Anyway, if you're a Spoons regular you may have noticed Martin is also producing a new in-house magazine called Wetherspoon News. According to a spokesperson, the magazine has a circulation of 350,000(!!!!!).
If you open up Wetherspoon News, you'll quickly find that along with news about the pub chain, there are columns about Brexit lifted entirely from some of the nation's most well-known newspapers and magazines.
In Wetherspoon News' winter edition, for example, the magazine used columns from the Daily Telegraph, the Spectator, and the Financial Times, with accompanying pro-Brexit commentary from the tycoon himself.
For example, above the FT's October column from Philip Stephens about Boris Johnson, featured on page 83 of Wetherspoon News, there's a “Tim Says” commentary reading:
Tut, tut, Philip. Calling Boris a liar is a bit harsh. Like you, Boris is a successful writer. He was also, for eight years, a very successful editor of the famous Spectator magazine – not an easy gig in the Internet age. He was also twice elected mayor of London – not easy in a Labour city and he also led the successful Leave campaign in the election. In contrast, the Financial Times has participated in the surreptitious transfer of democratic power from the people of the UK to unelected apparatchiks in Brussels. Who is the most moral, Philip? A good question for a debate in the cerebral FT…
A Wetherspoons spokesperson confirmed to BuzzFeed News the magazine did not get permission from the publications or enter into a commercial agreement to reprint the columns.
Suffice to say those publications are not impressed. The Daily Telegraph said it's investigating the matter, while the Financial Times described the situation as copyright infringement.
"More than 400 clients around the world pay for the FT's global, independent journalism through syndication agreements," an FT spokesperson said. "Wetherspoon News isn't one of them and we take any cases of copyright infringement seriously."
The Spectator editor Fraser Nelson also said the magazine has sent Wetherspoons a "please explain" letter: "We have written to them inquiring about this, and they didn't ask permission."
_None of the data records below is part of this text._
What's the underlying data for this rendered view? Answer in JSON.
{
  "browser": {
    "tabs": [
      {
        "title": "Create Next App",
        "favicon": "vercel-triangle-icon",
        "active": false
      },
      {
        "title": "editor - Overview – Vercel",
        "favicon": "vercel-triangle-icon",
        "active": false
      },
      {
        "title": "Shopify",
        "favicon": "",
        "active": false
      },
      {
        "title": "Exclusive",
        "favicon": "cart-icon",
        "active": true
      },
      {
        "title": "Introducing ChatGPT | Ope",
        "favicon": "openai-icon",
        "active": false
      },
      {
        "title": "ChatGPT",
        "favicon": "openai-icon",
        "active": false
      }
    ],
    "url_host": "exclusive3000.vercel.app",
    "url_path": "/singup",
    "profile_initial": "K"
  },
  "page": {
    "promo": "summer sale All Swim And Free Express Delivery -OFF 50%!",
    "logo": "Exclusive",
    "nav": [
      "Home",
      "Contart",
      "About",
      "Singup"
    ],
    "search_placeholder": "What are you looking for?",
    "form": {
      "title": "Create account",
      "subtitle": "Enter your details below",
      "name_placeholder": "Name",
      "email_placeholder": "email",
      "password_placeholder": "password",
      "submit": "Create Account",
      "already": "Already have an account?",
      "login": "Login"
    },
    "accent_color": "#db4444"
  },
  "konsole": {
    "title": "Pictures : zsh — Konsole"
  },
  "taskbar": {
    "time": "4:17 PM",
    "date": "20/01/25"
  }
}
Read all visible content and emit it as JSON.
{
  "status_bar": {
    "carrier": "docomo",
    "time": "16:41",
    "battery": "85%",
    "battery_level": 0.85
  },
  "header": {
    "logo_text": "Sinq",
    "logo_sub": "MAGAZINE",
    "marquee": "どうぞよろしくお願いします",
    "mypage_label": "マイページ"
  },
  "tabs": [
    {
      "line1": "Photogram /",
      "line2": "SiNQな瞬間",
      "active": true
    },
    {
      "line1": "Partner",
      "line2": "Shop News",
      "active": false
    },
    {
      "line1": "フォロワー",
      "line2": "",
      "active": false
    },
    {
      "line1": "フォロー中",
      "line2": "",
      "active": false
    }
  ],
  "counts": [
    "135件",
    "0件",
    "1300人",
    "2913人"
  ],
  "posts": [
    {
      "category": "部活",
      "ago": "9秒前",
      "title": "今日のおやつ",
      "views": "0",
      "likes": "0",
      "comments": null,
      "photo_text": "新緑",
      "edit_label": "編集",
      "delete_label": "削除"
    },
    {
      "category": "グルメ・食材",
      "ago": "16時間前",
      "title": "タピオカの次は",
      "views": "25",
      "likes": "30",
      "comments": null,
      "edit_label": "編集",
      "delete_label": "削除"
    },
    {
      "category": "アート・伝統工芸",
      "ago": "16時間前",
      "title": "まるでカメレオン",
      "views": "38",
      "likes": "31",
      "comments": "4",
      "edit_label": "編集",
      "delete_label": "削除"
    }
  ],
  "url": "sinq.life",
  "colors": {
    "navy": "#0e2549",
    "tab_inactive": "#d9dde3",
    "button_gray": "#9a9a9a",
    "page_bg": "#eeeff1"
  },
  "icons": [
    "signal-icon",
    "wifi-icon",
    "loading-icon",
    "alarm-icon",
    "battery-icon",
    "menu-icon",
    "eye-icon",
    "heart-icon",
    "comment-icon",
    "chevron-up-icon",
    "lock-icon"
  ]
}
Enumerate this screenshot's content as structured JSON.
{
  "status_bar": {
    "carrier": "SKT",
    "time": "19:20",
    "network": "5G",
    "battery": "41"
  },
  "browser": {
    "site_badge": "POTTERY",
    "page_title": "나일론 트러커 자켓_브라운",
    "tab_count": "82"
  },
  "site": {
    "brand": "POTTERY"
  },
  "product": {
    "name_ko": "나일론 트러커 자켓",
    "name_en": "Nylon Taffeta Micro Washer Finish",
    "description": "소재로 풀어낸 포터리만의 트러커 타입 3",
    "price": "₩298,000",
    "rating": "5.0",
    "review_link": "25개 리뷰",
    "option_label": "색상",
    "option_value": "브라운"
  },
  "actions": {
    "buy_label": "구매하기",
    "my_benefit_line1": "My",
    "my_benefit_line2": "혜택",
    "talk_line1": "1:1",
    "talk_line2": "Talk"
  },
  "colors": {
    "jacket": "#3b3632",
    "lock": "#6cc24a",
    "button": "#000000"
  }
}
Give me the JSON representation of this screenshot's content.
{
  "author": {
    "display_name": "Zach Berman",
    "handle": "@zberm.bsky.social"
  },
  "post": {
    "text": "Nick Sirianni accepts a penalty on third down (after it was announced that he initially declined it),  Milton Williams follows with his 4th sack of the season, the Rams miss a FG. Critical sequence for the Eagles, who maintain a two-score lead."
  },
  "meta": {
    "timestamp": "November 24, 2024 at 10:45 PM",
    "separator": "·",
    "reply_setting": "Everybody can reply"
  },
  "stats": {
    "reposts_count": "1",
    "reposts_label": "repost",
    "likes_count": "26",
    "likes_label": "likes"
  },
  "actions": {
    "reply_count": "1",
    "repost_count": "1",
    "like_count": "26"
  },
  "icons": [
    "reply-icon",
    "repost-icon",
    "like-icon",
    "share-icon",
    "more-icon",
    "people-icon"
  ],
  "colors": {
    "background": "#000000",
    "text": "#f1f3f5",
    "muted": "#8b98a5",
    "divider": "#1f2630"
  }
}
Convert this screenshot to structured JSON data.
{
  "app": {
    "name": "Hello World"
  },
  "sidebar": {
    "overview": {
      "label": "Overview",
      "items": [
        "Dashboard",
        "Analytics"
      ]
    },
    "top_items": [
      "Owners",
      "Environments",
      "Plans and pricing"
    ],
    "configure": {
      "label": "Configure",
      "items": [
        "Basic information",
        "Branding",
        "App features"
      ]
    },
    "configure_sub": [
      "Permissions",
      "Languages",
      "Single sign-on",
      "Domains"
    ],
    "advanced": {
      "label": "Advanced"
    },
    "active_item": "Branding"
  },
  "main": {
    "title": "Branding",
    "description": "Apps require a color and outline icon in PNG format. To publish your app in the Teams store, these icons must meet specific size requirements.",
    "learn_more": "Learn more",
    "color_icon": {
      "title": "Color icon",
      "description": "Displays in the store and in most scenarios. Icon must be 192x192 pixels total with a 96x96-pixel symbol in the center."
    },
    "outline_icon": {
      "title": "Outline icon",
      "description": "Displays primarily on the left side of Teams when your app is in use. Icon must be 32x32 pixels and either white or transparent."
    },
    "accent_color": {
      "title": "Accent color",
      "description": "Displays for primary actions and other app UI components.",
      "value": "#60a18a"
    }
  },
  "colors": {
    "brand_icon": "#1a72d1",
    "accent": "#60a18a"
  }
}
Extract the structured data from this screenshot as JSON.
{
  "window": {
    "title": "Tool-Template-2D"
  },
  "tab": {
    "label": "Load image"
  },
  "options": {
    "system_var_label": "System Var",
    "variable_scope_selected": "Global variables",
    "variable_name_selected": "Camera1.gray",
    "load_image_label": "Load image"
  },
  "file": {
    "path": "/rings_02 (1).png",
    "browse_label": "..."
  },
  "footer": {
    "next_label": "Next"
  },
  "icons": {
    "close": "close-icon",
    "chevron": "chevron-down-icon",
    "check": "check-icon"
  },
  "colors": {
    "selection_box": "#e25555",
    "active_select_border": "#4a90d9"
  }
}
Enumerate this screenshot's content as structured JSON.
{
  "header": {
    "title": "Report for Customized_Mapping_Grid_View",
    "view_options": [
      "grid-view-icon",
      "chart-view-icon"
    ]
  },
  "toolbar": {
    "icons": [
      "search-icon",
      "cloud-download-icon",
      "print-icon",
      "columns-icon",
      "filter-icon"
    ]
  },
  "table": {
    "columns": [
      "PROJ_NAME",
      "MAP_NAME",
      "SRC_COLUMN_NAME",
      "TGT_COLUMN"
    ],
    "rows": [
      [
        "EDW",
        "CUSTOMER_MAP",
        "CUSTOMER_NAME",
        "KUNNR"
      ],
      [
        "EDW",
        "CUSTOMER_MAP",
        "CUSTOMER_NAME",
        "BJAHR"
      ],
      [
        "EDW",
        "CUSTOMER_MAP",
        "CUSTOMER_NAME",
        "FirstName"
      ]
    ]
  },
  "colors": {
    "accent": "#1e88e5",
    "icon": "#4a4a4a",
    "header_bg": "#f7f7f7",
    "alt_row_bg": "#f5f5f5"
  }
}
"We're seeking compensation in the form of Spoons vouchers: my colleagues are keen Spoons customers and we'd settle for a wee end-of-Jan outing at Tim Martin's expense to celebrate the recent Spectator sales spike," Nelson added.
"They've said they'll consider."
A source said one publication has actually tasked a researcher with trying to find out how many other columns had been lifted in the production of Wetherspoon News.
Philip Stephens' name was misspelled in an earlier version of this post.